Hacker News

hprotagonist · on Feb 9, 2018

from https://medium.com/@yonatanzunger/asking-the-right-questions... , discussed at length last week:

AI models hold a mirror up to us; they don’t understand when we really don’t want honesty. They will only tell us polite fictions if we tell them how to lie to us ahead of time.

This kind of honesty can force you to be very explicit. A good recent example was in a technical paper about “word debiasing.” This was about a very popular ML model called word2vec which learned various relationships between the meanings of English words — for example, that “king is to man, as queen is to woman.” The authors of this paper found that it contained quite a few examples of social bias: for example, it would also say that “computer programmer is to man, as homemaker is to woman.” The paper is about a technique they came up with for eliminating that bias.

What isn’t obvious to the casual reader of this paper — including many of the people who wrote news articles about it — is that there’s no automatic way to eliminate bias. Their procedure was quite reasonable: first, they analyzed the word2vec model to find pairs of words which were sharply split along the he/she axis. Next, they asked a bunch of humans to identify which of those pairs represented meaningful splits (e.g., “boy is to man as girl is to woman”) and which represented social biases. Finally, they applied a mathematical technique to subtract off the biases from the model as a whole, leaving behind an improved model.

This is all good work, but it’s important to recognize that the key step in this — of identifying which male/female splits should be removed — was a human decision, not an automatic process.
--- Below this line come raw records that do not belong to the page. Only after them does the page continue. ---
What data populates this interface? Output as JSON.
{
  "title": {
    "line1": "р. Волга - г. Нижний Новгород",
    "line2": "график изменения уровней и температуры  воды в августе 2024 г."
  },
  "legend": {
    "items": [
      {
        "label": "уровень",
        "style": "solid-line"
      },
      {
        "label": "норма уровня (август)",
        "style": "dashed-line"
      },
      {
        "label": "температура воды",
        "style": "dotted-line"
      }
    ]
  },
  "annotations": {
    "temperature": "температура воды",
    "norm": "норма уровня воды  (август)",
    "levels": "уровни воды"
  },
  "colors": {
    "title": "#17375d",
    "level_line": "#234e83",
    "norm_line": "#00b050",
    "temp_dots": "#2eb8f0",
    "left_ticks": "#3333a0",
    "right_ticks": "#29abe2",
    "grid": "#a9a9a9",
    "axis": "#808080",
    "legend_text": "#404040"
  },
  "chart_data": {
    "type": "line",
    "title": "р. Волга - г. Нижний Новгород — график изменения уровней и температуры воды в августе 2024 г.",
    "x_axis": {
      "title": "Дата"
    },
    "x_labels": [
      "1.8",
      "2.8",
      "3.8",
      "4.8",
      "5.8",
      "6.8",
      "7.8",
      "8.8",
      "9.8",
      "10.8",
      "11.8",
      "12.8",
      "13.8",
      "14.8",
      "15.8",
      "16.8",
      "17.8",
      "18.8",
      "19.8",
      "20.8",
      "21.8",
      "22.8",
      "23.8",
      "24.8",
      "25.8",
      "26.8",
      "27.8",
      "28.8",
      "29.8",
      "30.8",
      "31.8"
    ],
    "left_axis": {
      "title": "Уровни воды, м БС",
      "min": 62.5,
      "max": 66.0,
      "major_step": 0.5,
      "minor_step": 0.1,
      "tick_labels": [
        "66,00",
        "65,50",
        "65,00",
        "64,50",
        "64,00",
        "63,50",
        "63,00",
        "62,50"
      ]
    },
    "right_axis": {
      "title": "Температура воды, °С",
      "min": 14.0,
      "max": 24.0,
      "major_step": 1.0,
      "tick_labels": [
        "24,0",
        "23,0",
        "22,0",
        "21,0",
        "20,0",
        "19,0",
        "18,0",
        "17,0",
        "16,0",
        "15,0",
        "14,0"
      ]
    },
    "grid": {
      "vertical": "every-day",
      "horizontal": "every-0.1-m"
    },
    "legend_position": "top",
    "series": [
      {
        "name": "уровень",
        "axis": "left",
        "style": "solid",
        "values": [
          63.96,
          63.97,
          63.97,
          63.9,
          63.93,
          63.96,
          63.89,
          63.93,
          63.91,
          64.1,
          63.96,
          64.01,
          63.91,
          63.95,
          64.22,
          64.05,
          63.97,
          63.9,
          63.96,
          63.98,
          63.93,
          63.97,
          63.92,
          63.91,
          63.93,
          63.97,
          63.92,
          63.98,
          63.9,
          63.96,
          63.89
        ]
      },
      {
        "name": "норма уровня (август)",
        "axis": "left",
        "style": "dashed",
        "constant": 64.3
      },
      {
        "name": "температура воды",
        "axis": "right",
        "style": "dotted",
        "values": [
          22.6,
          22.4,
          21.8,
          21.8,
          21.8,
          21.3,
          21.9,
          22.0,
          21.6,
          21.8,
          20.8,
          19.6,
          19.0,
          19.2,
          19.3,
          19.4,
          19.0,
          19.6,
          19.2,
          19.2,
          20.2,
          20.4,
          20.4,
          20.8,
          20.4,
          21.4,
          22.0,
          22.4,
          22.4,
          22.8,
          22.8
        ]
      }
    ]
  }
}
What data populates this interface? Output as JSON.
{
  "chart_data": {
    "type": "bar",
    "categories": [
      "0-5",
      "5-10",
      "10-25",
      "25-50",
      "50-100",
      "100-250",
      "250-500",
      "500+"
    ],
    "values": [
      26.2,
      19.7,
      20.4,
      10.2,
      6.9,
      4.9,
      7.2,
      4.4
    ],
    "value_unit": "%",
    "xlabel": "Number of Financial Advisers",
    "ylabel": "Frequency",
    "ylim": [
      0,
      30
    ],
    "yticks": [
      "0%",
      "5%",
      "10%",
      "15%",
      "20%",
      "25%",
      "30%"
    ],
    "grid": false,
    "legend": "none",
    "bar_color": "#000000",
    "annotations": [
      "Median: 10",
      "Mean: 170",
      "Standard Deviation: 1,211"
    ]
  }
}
It required people to literally articulate which splits they thought were natural and which ones weren’t. Moreover, there’s a reason the original model derived those splits; it came from analysis of millions of written texts from all over the world. The original word2vec model accurately captured people’s biases; the cleaned model accurately captured the raters’ preference about which of these biases should be removed.
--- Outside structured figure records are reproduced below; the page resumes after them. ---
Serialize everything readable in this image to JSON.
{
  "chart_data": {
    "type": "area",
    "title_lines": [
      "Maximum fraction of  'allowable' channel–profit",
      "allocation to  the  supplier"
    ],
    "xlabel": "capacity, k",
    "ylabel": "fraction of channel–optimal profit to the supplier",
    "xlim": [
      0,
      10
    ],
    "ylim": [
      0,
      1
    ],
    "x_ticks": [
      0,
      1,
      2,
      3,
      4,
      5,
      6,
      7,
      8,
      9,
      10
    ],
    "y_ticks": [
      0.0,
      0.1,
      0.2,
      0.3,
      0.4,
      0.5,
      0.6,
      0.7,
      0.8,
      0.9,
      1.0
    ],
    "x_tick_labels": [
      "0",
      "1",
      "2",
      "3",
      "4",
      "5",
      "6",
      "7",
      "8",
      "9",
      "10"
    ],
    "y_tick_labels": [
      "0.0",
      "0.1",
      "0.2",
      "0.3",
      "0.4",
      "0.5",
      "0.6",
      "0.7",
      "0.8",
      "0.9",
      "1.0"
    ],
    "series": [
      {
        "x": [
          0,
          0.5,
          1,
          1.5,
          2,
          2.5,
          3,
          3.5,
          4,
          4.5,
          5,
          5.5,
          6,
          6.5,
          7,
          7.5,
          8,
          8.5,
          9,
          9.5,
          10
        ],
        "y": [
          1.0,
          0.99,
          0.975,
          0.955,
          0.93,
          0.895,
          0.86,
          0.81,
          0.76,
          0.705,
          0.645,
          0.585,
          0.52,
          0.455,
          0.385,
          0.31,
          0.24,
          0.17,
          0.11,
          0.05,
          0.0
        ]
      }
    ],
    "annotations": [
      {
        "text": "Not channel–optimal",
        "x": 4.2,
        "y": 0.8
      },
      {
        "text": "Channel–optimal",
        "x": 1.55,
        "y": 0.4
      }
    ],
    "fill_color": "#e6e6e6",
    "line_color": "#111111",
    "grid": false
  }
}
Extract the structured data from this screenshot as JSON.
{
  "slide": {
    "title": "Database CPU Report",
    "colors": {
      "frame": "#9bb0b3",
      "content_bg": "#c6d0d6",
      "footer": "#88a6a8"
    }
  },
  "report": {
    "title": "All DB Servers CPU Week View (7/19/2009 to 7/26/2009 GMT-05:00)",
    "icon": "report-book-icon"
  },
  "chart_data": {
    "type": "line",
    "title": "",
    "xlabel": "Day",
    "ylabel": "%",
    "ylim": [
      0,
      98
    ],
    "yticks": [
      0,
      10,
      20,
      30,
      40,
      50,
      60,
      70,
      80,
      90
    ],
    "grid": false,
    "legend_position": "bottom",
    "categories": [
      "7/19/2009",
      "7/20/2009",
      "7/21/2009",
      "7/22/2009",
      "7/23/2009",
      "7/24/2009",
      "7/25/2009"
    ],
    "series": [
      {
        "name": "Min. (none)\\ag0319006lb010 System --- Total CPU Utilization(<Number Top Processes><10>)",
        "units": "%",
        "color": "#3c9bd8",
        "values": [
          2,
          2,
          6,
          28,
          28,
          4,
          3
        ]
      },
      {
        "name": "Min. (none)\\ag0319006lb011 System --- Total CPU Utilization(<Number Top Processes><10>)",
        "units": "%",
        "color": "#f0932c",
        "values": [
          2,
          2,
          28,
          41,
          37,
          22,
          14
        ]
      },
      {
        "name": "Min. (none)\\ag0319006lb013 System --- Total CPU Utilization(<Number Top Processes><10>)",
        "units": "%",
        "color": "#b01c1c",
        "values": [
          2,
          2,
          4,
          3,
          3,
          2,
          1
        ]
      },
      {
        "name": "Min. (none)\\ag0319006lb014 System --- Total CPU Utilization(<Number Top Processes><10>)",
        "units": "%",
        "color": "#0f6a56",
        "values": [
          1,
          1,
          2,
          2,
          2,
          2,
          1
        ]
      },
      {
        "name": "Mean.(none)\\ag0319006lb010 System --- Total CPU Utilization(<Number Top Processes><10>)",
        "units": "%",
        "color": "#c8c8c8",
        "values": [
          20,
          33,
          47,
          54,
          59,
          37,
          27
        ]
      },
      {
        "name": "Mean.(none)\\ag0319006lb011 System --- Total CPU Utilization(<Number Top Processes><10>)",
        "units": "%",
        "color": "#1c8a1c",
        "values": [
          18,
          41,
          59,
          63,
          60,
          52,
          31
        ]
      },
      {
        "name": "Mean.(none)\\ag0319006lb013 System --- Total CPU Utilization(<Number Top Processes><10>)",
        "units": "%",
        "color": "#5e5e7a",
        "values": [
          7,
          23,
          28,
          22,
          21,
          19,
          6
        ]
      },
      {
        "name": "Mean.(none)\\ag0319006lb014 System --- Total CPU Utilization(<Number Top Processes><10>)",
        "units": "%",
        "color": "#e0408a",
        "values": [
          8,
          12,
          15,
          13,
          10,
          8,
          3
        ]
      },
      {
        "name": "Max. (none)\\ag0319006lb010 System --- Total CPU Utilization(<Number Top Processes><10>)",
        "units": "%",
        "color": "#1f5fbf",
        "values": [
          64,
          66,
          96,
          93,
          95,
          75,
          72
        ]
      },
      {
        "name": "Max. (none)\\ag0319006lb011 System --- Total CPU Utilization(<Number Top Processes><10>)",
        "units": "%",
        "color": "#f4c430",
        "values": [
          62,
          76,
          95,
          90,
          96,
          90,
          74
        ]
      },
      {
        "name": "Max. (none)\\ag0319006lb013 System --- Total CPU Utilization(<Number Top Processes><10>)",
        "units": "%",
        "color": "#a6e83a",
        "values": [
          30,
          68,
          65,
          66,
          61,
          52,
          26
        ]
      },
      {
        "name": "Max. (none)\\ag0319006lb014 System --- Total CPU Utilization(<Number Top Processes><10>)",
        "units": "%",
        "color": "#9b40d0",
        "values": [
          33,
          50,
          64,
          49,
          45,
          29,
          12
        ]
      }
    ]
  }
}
The risk which this highlights is the “naturalistic fallacy,” what happens when we confuse what is with what ought to be. The original model is appropriate if we want to use it to study people’s perceptions and behavior; the modified model is appropriate if we want to use it to generate new behavior and communicate some intent to others. It would be wrong to say that the modified model more accurately reflects what the world is; it would be just as wrong to say that because the world is some way, it also ought to be that way. After all, the purpose of any model — AI or mental — is to make decisions. Decisions and actions are entirely about what we wish the world to be like; if they weren’t, we would never do anything at all.